A decade later, I was in that city again. The civil rights conflict was raging across the South and feelings were running strong on both sides. It filled the newspapers, broadcast media, small talk in the barber shop and so on.
While downtown, I happened to walk past the bus station. I noticed the water fountain was gone from the side of the bus station. Out of curiosity, I stepped inside the terminal and looked around.
Over at one side there was a single water fountain. There was no sign.
Later that day I mentioned this to a relative (not my mother) who, although not a hater, was nonetheless a staunch segregationist. He was certain that lone fountain was being used exclusively by negroes and traveling yankees who didn't know any better.
A few years back, I was in that city on yet another visit. One night that same relative and I went to a pancake house for a late snack. The place was nearly full. Along with plenty of whites there were a few blacks. A pleasant-looking middle-aged black couple sat across from us. In the booth behind me, two truckers, one white, one black, swapped jokes and shared laughs.
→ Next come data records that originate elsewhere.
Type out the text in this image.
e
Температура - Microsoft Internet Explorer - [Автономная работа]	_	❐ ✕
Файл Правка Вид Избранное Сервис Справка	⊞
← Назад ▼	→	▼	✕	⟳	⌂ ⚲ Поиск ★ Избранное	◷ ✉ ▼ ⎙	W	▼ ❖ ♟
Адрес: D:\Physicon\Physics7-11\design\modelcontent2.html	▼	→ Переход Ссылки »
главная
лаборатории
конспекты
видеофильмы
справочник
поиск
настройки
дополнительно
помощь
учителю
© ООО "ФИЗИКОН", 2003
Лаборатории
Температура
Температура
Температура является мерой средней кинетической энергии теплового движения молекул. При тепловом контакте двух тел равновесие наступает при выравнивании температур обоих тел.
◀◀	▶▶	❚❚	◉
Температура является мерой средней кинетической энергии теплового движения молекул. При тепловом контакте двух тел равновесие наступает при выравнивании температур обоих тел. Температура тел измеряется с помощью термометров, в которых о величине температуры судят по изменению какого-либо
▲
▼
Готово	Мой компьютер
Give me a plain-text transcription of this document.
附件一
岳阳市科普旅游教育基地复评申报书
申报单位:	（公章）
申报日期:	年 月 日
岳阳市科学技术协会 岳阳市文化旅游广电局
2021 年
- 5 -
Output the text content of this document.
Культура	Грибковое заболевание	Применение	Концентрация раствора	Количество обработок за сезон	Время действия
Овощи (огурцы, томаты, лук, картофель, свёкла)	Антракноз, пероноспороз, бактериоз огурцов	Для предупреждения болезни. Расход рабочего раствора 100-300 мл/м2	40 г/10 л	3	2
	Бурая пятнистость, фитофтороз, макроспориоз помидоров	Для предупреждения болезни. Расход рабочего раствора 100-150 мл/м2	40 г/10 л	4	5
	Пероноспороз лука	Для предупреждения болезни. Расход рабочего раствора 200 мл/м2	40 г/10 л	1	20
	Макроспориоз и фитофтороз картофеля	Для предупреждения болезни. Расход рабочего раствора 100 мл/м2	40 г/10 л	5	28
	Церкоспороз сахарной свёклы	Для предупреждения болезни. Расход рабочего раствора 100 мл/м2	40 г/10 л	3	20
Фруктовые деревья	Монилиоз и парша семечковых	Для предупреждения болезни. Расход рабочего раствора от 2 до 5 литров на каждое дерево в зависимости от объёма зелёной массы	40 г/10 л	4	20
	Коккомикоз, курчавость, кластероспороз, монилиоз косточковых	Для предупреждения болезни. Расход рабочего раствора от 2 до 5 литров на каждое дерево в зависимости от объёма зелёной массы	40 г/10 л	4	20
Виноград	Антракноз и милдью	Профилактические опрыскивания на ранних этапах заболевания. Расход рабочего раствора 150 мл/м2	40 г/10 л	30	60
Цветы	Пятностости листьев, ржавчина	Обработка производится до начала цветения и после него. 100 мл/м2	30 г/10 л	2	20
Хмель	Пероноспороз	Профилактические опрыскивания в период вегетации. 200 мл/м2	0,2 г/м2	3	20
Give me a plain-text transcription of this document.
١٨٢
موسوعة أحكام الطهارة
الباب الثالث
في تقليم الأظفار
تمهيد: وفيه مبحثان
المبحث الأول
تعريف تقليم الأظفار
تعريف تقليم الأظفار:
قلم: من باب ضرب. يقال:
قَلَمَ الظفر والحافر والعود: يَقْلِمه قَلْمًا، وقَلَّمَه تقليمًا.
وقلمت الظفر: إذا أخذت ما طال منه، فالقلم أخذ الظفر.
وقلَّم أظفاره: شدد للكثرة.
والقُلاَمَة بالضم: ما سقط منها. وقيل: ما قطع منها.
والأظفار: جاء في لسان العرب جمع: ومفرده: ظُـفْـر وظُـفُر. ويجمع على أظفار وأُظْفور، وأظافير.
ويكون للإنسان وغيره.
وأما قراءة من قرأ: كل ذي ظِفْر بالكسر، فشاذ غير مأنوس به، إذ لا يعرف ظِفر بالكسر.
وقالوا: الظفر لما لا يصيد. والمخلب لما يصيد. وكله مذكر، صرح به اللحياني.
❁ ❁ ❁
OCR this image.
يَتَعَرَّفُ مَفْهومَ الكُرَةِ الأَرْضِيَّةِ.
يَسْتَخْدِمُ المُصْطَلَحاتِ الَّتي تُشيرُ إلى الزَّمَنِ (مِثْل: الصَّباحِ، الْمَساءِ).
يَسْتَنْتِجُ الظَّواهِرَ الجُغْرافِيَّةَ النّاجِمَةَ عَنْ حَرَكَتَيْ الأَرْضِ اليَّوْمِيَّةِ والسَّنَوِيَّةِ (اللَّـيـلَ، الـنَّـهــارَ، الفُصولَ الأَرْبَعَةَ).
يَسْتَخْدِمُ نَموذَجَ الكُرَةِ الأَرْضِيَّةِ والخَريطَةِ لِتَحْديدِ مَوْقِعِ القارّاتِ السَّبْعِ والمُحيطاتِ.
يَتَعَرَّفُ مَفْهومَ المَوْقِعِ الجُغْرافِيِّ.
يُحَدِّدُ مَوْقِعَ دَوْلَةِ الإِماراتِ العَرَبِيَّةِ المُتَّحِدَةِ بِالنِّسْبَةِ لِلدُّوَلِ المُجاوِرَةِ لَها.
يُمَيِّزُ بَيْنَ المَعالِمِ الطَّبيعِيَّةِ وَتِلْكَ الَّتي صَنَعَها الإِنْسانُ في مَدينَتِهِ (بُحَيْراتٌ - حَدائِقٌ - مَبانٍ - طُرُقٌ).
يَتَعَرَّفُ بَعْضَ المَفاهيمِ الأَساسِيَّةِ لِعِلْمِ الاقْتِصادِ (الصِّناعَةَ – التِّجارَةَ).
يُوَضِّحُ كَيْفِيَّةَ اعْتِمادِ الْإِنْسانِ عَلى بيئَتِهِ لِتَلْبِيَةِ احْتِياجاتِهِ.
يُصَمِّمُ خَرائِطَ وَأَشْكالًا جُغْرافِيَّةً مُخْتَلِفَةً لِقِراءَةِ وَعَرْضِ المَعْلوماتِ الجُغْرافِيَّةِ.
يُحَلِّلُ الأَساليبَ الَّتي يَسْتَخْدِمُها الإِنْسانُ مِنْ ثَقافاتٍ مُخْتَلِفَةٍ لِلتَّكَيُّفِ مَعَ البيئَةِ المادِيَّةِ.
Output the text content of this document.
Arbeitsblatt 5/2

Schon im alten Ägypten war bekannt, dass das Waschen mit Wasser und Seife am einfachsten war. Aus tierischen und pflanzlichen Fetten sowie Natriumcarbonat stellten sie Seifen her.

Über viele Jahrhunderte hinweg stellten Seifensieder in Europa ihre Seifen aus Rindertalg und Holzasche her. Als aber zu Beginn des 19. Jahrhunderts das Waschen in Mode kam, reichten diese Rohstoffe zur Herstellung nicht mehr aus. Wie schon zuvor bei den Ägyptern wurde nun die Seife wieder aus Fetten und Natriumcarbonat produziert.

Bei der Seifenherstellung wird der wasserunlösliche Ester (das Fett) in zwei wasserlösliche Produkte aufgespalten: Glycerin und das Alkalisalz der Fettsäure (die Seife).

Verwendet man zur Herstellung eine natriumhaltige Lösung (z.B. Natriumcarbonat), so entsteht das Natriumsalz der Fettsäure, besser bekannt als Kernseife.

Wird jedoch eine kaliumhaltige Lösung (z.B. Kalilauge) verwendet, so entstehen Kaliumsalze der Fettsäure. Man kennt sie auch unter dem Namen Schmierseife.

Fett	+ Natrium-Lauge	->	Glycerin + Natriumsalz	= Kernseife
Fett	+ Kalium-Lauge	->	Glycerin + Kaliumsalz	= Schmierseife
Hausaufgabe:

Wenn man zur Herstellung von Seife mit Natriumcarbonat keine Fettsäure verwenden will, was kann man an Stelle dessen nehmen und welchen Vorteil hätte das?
My relative and I drank coffee out of cups that prior to their last washing may well have been in the hands and pressed to the lips of people who couldn't have entered that place as customers when I was a kid.
Like our fellow diners, my relative and I had a good snack and a nice time enjoying each other's company. Racial differences and who had drank from what, when, didn't come up.
Times change and progress happens. There's still some distance to go, but it's reassuring that we're on our way. I know because I've seen it.
Thanks for sharing that. I've had the same feeling. I suppose those of us who saw segregation will always have a visceral reaction to integration. A feeling of amazement and hope.
D. Breeden, I hope you come back again. That was a great post.
It's funny how kids sometimes see things more clearly than the world around them.
S.W. Anderson, I read your whole comment. Wow. Like D. Breeden said, thanks for sharing.
It doesn't feel like it some days when I pick up the newspaper but maybe a few things do change over time.
Always enjoy your writing DMC Breeden, although I've never known you to wear white--socks or otherwise.